Explore
This article is from
Creation 22(3):4, June 2000

Browse our latest digital issue Subscribe

‘Evolution made me do it!’

Editorial

Making excuses for sin is as old as Eden. The 1960s American comedian Flip Wilson satirized a common (especially in the past) excuse with his trademark quip, ‘The devil made me do it.’

Today, as the new fad of ‘evolutionary psychology’ takes root, Flip might be saying, ‘Evolution made me do it.’ Evolutionary explanations are highly fashionable for all manner of sin. Not long ago, Time magazine’s cover story proclaimed, ‘Infidelity? It’s in your genes.’ The story purported to give ‘reasons’ why our alleged evolutionary history has programmed us to cheat on our spouses.

But it’s not just adultery. Cheating at school, or ruthlessness in business, is easy to ‘explain’ in evolutionary terms — survival of the most cunning and merciless ape-man or hunter-gatherer cave-dweller. But the problem for evolution’s ‘true believers’ is, it’s just as easy to find a story to explain the opposite behaviour. ‘Caring and sharing’ ape-men enhance the whole group’s survival, and so such genes are more likely to be passed on, even if only in one’s siblings or cousins.

Homosexuality is another area in which the fad for evolutionary explanations has taken root. The research work suggesting a so-called ‘gay gene’ is now regarded as suspect by just about everyone. But when it was fashionable, homosexual tendencies were regarded as hard-wired into our DNA.1 In our evolutionized culture, this meant that an evolutionary explanation for homosexuality had to be sought, too.

Finding one was a real brain-teaser — perverting the reproductive act is hardly likely to get your genes passed on. But never underestimate the ingenious ways in which reality can be moulded to fit a world-view. Someone soon postulated that in caveman days, having homosexual uncles meant that there were more unattached adults around to help grandparents raise the kids while Dad was off wrestling sabre-toothed tigers with the ‘regular guys’. Thus, the genes in that whole group were more likely to get passed on, including any ‘homosexual genes’ carried by non-homosexual relatives.

As has often been pointed out, however, a theory which is so flexible that it can be used to ‘explain’ almost any outcome, in reality explains nothing. That’s why this ‘evolutionary psychology’ fad makes some psychiatrists remember when their profession, and society’s intelligentsia, were in the grip of Freudian2  explanations for virtually all behaviour. The symptoms are the same: refusing to be guided by the Word of God, people sought an alternative, all-encompassing explanation for the discordant feelings and behaviour shared by humanity since the Fall.

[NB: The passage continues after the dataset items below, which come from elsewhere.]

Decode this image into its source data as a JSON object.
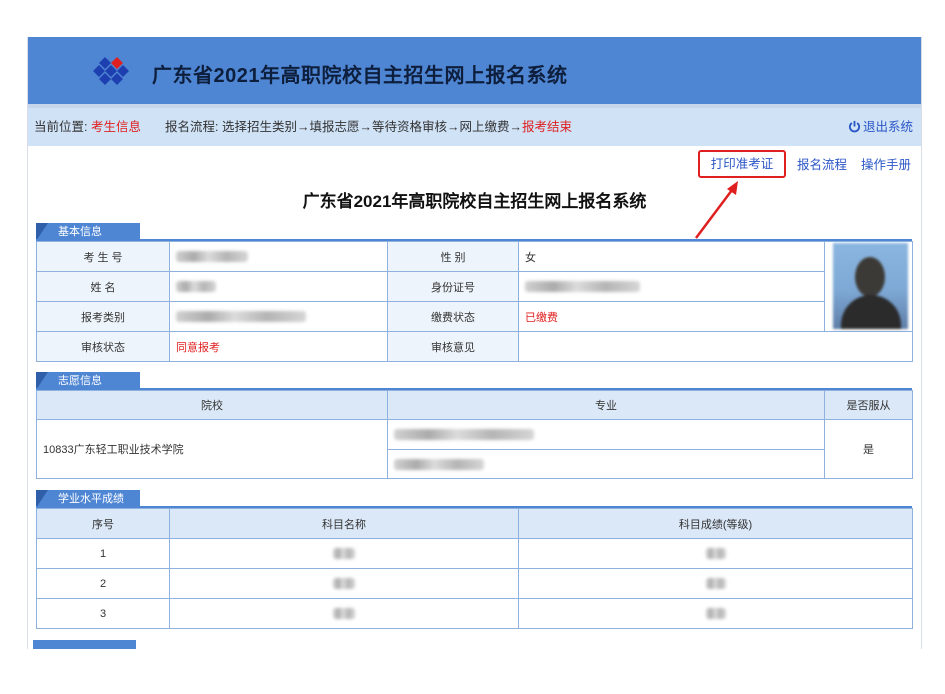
{
  "header": {
    "title": "广东省2021年高职院校自主招生网上报名系统"
  },
  "breadcrumb": {
    "location_label": "当前位置:",
    "location_value": "考生信息",
    "flow_label": "报名流程:",
    "steps": [
      "选择招生类别",
      "填报志愿",
      "等待资格审核",
      "网上缴费",
      "报考结束"
    ],
    "arrow": "→",
    "logout": "退出系统",
    "logout_icon": "power-icon"
  },
  "links": {
    "print": "打印准考证",
    "flow": "报名流程",
    "manual": "操作手册"
  },
  "page_title": "广东省2021年高职院校自主招生网上报名系统",
  "basic_info": {
    "section_title": "基本信息",
    "labels": {
      "exam_no": "考 生 号",
      "name": "姓    名",
      "category": "报考类别",
      "review_status": "审核状态",
      "gender": "性    别",
      "id_no": "身份证号",
      "payment_status": "缴费状态",
      "review_opinion": "审核意见"
    },
    "values": {
      "gender": "女",
      "payment_status": "已缴费",
      "review_status": "同意报考",
      "review_opinion": ""
    }
  },
  "wish_info": {
    "section_title": "志愿信息",
    "columns": [
      "院校",
      "专业",
      "是否服从"
    ],
    "school": "10833广东轻工职业技术学院",
    "obey": "是"
  },
  "scores": {
    "section_title": "学业水平成绩",
    "columns": [
      "序号",
      "科目名称",
      "科目成绩(等级)"
    ],
    "rows": [
      "1",
      "2",
      "3"
    ]
  },
  "colors": {
    "brand": "#4f86d4",
    "accent_red": "#e02020",
    "link": "#2a56c6"
  }
}
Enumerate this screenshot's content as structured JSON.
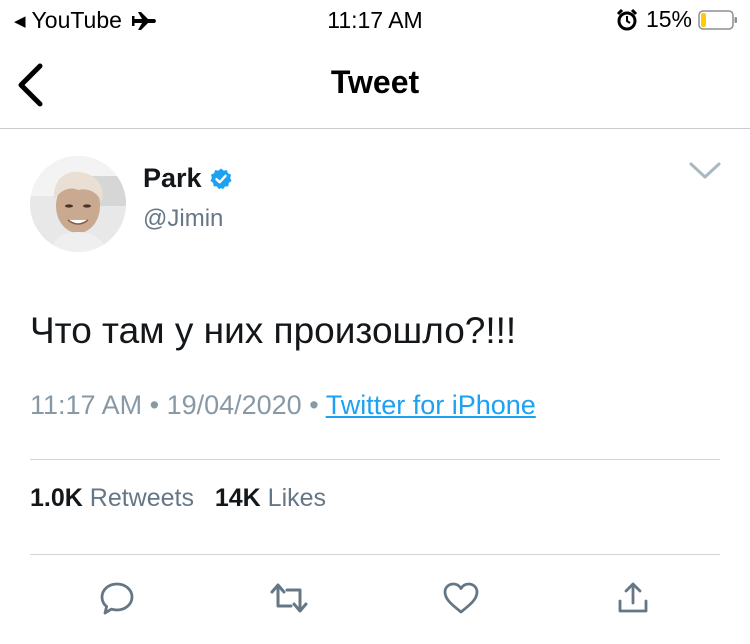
{
  "status_bar": {
    "back_app": "YouTube",
    "time": "11:17 AM",
    "battery": "15%",
    "battery_level": 0.15
  },
  "nav": {
    "title": "Tweet"
  },
  "tweet": {
    "author_name": "Park",
    "author_handle": "@Jimin",
    "text": "Что там у них произошло?!!!",
    "time": "11:17 AM",
    "date": "19/04/2020",
    "separator": "•",
    "source": "Twitter for iPhone"
  },
  "stats": {
    "retweets_count": "1.0K",
    "retweets_label": "Retweets",
    "likes_count": "14K",
    "likes_label": "Likes"
  },
  "icons": {
    "reply": "reply-icon",
    "retweet": "retweet-icon",
    "like": "heart-icon",
    "share": "share-icon",
    "verified": "verified-badge-icon",
    "chevron": "chevron-down-icon"
  },
  "colors": {
    "link": "#1da1f2",
    "secondary_text": "#657786",
    "meta_text": "#8899a6",
    "battery_low": "#ffcc00"
  }
}
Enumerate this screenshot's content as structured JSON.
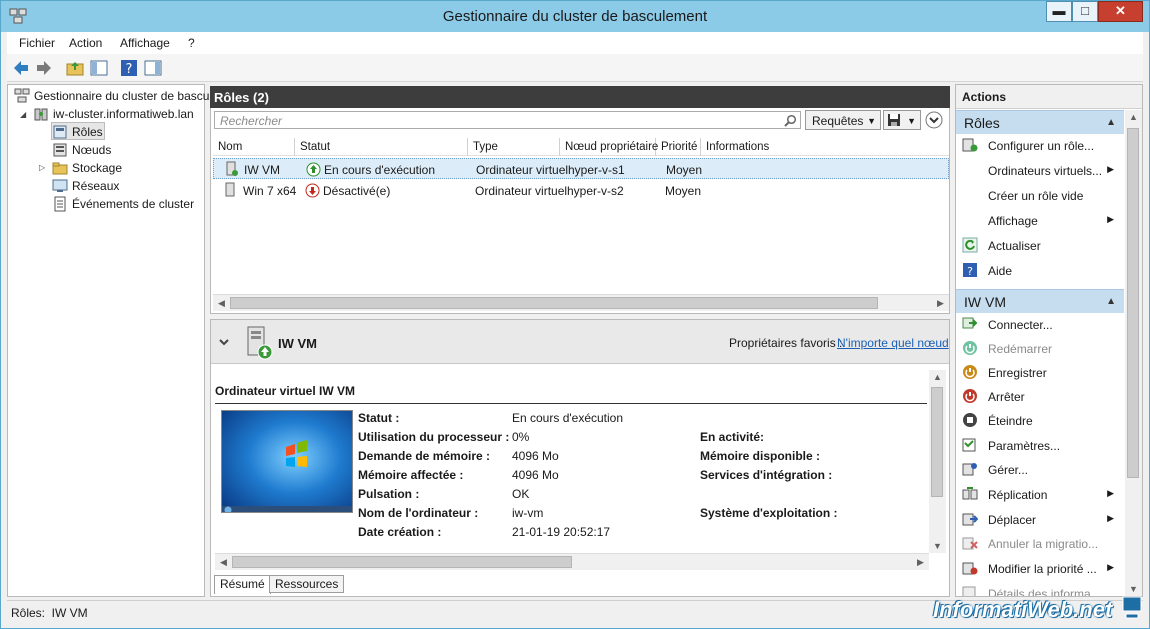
{
  "window": {
    "title": "Gestionnaire du cluster de basculement",
    "minimize": "▬",
    "maximize": "□",
    "close": "✕"
  },
  "menu": [
    "Fichier",
    "Action",
    "Affichage",
    "?"
  ],
  "tree": {
    "root": "Gestionnaire du cluster de bascu",
    "cluster": "iw-cluster.informatiweb.lan",
    "items": [
      "Rôles",
      "Nœuds",
      "Stockage",
      "Réseaux",
      "Événements de cluster"
    ]
  },
  "roles": {
    "header": "Rôles (2)",
    "search_placeholder": "Rechercher",
    "queries_button": "Requêtes",
    "columns": [
      "Nom",
      "Statut",
      "Type",
      "Nœud propriétaire",
      "Priorité",
      "Informations"
    ],
    "rows": [
      {
        "name": "IW VM",
        "status": "En cours d'exécution",
        "type": "Ordinateur virtuel",
        "node": "hyper-v-s1",
        "priority": "Moyen",
        "info": ""
      },
      {
        "name": "Win 7 x64",
        "status": "Désactivé(e)",
        "type": "Ordinateur virtuel",
        "node": "hyper-v-s2",
        "priority": "Moyen",
        "info": ""
      }
    ]
  },
  "detail": {
    "title": "IW VM",
    "preferred_owners_label": "Propriétaires favoris :",
    "preferred_owners_link": "N'importe quel nœud",
    "section_title": "Ordinateur virtuel IW VM",
    "left_fields": [
      {
        "label": "Statut :",
        "value": "En cours d'exécution"
      },
      {
        "label": "Utilisation du processeur :",
        "value": "0%"
      },
      {
        "label": "Demande de mémoire :",
        "value": "4096 Mo"
      },
      {
        "label": "Mémoire affectée :",
        "value": "4096 Mo"
      },
      {
        "label": "Pulsation :",
        "value": "OK"
      },
      {
        "label": "Nom de l'ordinateur :",
        "value": "iw-vm"
      },
      {
        "label": "Date création :",
        "value": "21-01-19 20:52:17"
      }
    ],
    "right_fields": [
      {
        "label": "En activité:",
        "row": 1
      },
      {
        "label": "Mémoire disponible :",
        "row": 2
      },
      {
        "label": "Services d'intégration :",
        "row": 3
      },
      {
        "label": "Système d'exploitation :",
        "row": 5
      }
    ],
    "tabs": [
      "Résumé",
      "Ressources"
    ]
  },
  "actions": {
    "header": "Actions",
    "groups": [
      {
        "title": "Rôles",
        "items": [
          {
            "label": "Configurer un rôle...",
            "icon": "configure-icon",
            "sub": false,
            "disabled": false
          },
          {
            "label": "Ordinateurs virtuels...",
            "icon": "",
            "sub": true,
            "disabled": false
          },
          {
            "label": "Créer un rôle vide",
            "icon": "create-icon",
            "sub": false,
            "disabled": false
          },
          {
            "label": "Affichage",
            "icon": "",
            "sub": true,
            "disabled": false
          },
          {
            "label": "Actualiser",
            "icon": "refresh-icon",
            "sub": false,
            "disabled": false
          },
          {
            "label": "Aide",
            "icon": "help-icon",
            "sub": false,
            "disabled": false
          }
        ]
      },
      {
        "title": "IW VM",
        "items": [
          {
            "label": "Connecter...",
            "icon": "connect-icon",
            "sub": false,
            "disabled": false
          },
          {
            "label": "Redémarrer",
            "icon": "restart-icon",
            "sub": false,
            "disabled": true
          },
          {
            "label": "Enregistrer",
            "icon": "save-state-icon",
            "sub": false,
            "disabled": false
          },
          {
            "label": "Arrêter",
            "icon": "shutdown-icon",
            "sub": false,
            "disabled": false
          },
          {
            "label": "Éteindre",
            "icon": "turn-off-icon",
            "sub": false,
            "disabled": false
          },
          {
            "label": "Paramètres...",
            "icon": "settings-icon",
            "sub": false,
            "disabled": false
          },
          {
            "label": "Gérer...",
            "icon": "manage-icon",
            "sub": false,
            "disabled": false
          },
          {
            "label": "Réplication",
            "icon": "replication-icon",
            "sub": true,
            "disabled": false
          },
          {
            "label": "Déplacer",
            "icon": "move-icon",
            "sub": true,
            "disabled": false
          },
          {
            "label": "Annuler la migratio...",
            "icon": "cancel-migration-icon",
            "sub": false,
            "disabled": true
          },
          {
            "label": "Modifier la priorité ...",
            "icon": "priority-icon",
            "sub": true,
            "disabled": false
          },
          {
            "label": "Détails des informa...",
            "icon": "details-icon",
            "sub": false,
            "disabled": true
          }
        ]
      }
    ]
  },
  "status_bar": "Rôles:  IW VM",
  "watermark": "InformatiWeb.net"
}
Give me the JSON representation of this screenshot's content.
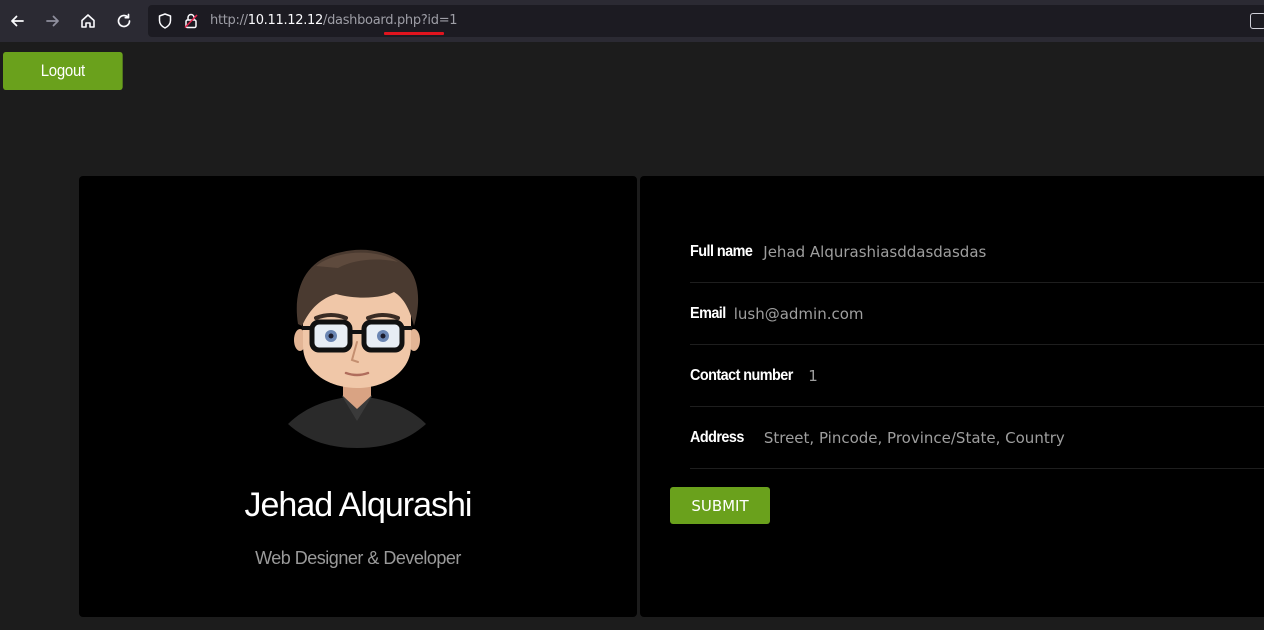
{
  "browser": {
    "url_prefix": "http://",
    "url_host": "10.11.12.12",
    "url_path": "/dashboard.php?id=1",
    "icons": [
      "back-icon",
      "forward-icon",
      "home-icon",
      "reload-icon",
      "shield-icon",
      "insecure-lock-icon"
    ]
  },
  "header": {
    "logout_label": "Logout"
  },
  "profile": {
    "name": "Jehad Alqurashi",
    "role": "Web Designer & Developer"
  },
  "form": {
    "fields": [
      {
        "label": "Full name",
        "value": "Jehad Alqurashiasddasdasdas"
      },
      {
        "label": "Email",
        "value": "lush@admin.com"
      },
      {
        "label": "Contact number",
        "value": "1"
      },
      {
        "label": "Address",
        "value": "Street, Pincode, Province/State, Country"
      }
    ],
    "submit_label": "SUBMIT"
  },
  "colors": {
    "accent": "#6aa11c",
    "page_bg": "#1c1c1c",
    "card_bg": "#000000",
    "url_highlight": "#e0141e"
  }
}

Freud’s framework seemed all-powerful, explaining everything about behaviour; till some started to realize that this was in fact its weakness. Today, Freudianism is widely regarded as an example of pseudoscience. Like evolution, everything ‘seemed to fit’ because of the ‘world-view glasses’ through which all the evidence was interpreted.3 

Rape is the latest and one of the most serious sins to be assigned an evolutionary explanation. Despite the protests of many (including definitely non-Christian objectors) the view that rape is ‘natural’ — to be avoided, certainly, but fully attributable to evolved instincts — is currently getting a strong world-wide hearing.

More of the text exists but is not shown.